Now you could be forgiven for wondering why it is that Air Canada decided to make a big deal about this. I mean, is it the end of the world that they accept the discount ex post rather than ex ante especially if, as any sensible person would guess, it seems like the reasonable response to make it easier for someone to get on a flight for a funeral than to go through some bureaucratic process right away. It’s almost as if Air Canada is saying to its customers, “yeah, you can have a discount, but you have to deal with us while you are at your most bereaved rather than later or you can just pay full fare because you are booking a flight a day or so in advance of travelling and we don’t get lots of chances for people to pay full fare …” It is almost as if Air Canada wanted to tackle this in Court so it could use it as an opportunity to explain to Canadians that if you have a family tragedy just make sure you get your affairs in order first and then you can happily go on with all the bereaving. If so, mission accomplished.
But I digress. Let’s get to the AI portion of today’s festivities.

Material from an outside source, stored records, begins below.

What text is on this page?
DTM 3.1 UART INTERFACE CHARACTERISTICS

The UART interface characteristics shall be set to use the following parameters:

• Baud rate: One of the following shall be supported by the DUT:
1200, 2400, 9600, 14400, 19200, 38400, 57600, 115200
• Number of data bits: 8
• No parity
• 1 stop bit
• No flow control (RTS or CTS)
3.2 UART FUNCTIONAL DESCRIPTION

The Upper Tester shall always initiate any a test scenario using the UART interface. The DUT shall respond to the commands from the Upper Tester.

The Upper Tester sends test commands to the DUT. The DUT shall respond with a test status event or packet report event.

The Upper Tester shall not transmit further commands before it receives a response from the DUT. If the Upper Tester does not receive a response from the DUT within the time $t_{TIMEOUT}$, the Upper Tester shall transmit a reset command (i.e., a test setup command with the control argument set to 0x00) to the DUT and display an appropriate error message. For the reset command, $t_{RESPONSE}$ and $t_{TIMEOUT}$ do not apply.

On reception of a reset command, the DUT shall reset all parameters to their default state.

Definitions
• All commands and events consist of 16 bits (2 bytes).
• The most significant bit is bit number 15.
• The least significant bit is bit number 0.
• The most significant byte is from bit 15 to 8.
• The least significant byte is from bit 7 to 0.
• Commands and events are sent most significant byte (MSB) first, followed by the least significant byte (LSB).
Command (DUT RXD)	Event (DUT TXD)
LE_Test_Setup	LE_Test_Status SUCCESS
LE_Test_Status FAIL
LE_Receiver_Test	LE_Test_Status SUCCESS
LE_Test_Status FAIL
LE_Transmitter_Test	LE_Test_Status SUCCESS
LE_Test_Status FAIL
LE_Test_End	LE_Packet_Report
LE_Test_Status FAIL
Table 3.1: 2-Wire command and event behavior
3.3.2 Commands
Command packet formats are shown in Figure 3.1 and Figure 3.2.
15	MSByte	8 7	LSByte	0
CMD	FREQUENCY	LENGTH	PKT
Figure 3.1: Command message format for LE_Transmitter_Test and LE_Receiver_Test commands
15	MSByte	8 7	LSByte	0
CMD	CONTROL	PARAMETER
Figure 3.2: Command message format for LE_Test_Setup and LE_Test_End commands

Air Canada argues it cannot be held liable for information provided by one of its agents, servants, or representatives – including a chatbot. It does not explain why it believes that is the case. In effect, Air Canada suggests the chatbot is a separate legal entity that is responsible for its own actions. This is a remarkable submission. While a chatbot has an interactive component, it is still just a part of Air Canada’s website. It should be obvious to Air Canada that it is responsible for all the information on its website. It makes no difference whether the information comes from a static page or a chatbot.
Now, I’m not one of those fancy people who can easily interpret all the legal language of those judges, yes, but it seems to me that the judge here was saying WTAF Air Canada! Apparently, it was all in some contract, to which the Judge commented: “Air Canada is a sophisticated litigant that should know it is not enough in a legal process to assert that a contract says something without actually providing the contract.”
To sum up. Air Canada had a chatbot whose information didn’t line up with its actual policies, but they pushed customers to use said chatbot. Someone, in a moment of likely stress, took the chatbot at its word only to find out it was all wrong. But instead of just finding some resolution, Air Canada forced their customer to take legal action, which took a number of years on the defence. “Oh, those chatbots, what are you going to do? They aren’t really an employee but something else and so we aren’t responsible for whatever nonsense they might sprout.” And then the Judge, jaw on the floor, had to spend time calculating the actual damages that no ordinary person could do and came to the conclusion that Air Canada had to pay Moffatt $812.02, which included the $125 in fees he had to pay for the Court case which, when I look at this, is way too low in terms of the cost all of this.
As a final addendum, what about the other part of the damages calculation? Well, you know how all those fees and charges are difficult to work out, well the Judge had to work through all of that. Here is the relevant screenshot if you are interested.
LOL. This is a substantial part of the judgment.
So where are we? We actually have an important precedent now (not that it was needed) that businesses are going to be responsible for what chatbots say. When these chatbots use generative AI, that means you are going to have to be extra careful to make sure they aren’t hallucinating. This case all happened in November 2022 when ChatGPT was first released, so it was about plain old poor coding. But it also means that you don’t want to throw an AI-trained bot into the wild. The answers need to be checked and re-checked. There isn’t that much most companies will have to do, but as the Judge in this case noted, it is the least you can do.
The other lesson is to work out how to be reasonable with customers before you have it go to court and become the PR nightmare it now is.